The sophomores had to do a research essay on an author I assigned; each kid got a different author, ranging from Herman Melville to George Eliot to Brian Keene. I wrote a sample essay for them and we went over it together. I pointed out what was necessary in each of the five paragraphs. I showed them what I wanted for source citations. What’d I get? Everything from cut-and-paste from Wikipedia (complete with hyperlinks still in blue and underlined) to parents named as sources to the most common … no sourced named at all. Or they said Google was their source. Aaarrrrrrrrrrrrrrgh!
The juniors had to write their autobiographical essay, about one event in their lives. You would not believe the number of opening paragraphs I had to write for them. They are juniors in high school and cannot write the opening paragraph of an essay about their favorite subject … themselves.
All of my essays are worth a minimum of 300 points.

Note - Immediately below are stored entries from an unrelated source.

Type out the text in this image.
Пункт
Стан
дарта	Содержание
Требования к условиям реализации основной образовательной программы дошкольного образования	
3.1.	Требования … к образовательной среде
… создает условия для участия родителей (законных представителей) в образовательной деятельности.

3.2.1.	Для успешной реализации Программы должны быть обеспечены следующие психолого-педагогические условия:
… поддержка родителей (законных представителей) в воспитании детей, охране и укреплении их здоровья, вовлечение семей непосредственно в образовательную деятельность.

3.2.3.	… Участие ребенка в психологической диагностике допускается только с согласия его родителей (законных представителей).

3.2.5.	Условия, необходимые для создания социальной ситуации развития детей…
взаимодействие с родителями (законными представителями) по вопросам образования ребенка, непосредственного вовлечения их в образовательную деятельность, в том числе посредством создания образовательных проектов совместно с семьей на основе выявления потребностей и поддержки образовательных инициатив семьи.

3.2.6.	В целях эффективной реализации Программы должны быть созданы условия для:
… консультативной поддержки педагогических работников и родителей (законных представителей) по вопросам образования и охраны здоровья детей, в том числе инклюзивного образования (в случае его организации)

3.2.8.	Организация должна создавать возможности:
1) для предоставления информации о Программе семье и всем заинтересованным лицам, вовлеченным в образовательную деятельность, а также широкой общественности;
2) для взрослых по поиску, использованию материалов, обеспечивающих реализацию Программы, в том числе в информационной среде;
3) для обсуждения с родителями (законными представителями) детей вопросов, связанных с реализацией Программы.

Grading is made easier because, despite the high value placed on the essays, more than a dozen of my 75+ English 2 and English 3 students just don’t bother to do them at all.
I don’t think I mentioned on here how much Kim hated Inheritance. She said it’s the worst thing I’ve written. She thought the ending was unbelievable. However, if she could spend my planning period with me, listening to teenage girls talk about the things they’ve done and how desperately they need to be with guys they know are bad for them, I think she’d become a believer. Anyway, I’ve sent the book off to a publisher. The publisher agreed to look at it despite a full schedule, but said it might be a couple of months before they get around to reading it. This same publisher bought a short story from me a few years ago … a story Kim also hated.
Speaking of deadlines (I was; look at the subject line), March 31 came and went. Ulrik is not out yet. I haven’t seen the galleys yet. Haven’t seen the galleys for Murdered by Human Wolves, either. The last I heard was the Ulrik might be a couple of weeks late, but layout was about finished on MbHW. I believe there’s a review of Ulrik in this month’s Grim Reader column of Rue Morgue magazine. I’ll be interviewed on the Fangs, Fur and Fey LJ community later this month. It’d be nice if the book was out …
After dancing around with The Puppet King for a while (again), I put it aside (again) and went back to The Fetch. I’m actually pretty excited about it this time out. The manuscript is over 15 years old and is very, very rough, but I like the story. I’m well over 100 pages into it and am always wishing I had more time to work on it. Someday I’ll go back to The Puppet King. I really want to make this the first of a good sword-and-sorcery series. The Fetch, by the way, is about astral projection, repressed anger, and a coming-of-age story. Kim’s reading it as I rewrite it; so far, her commentary has been much kinder than when she read Inheritance.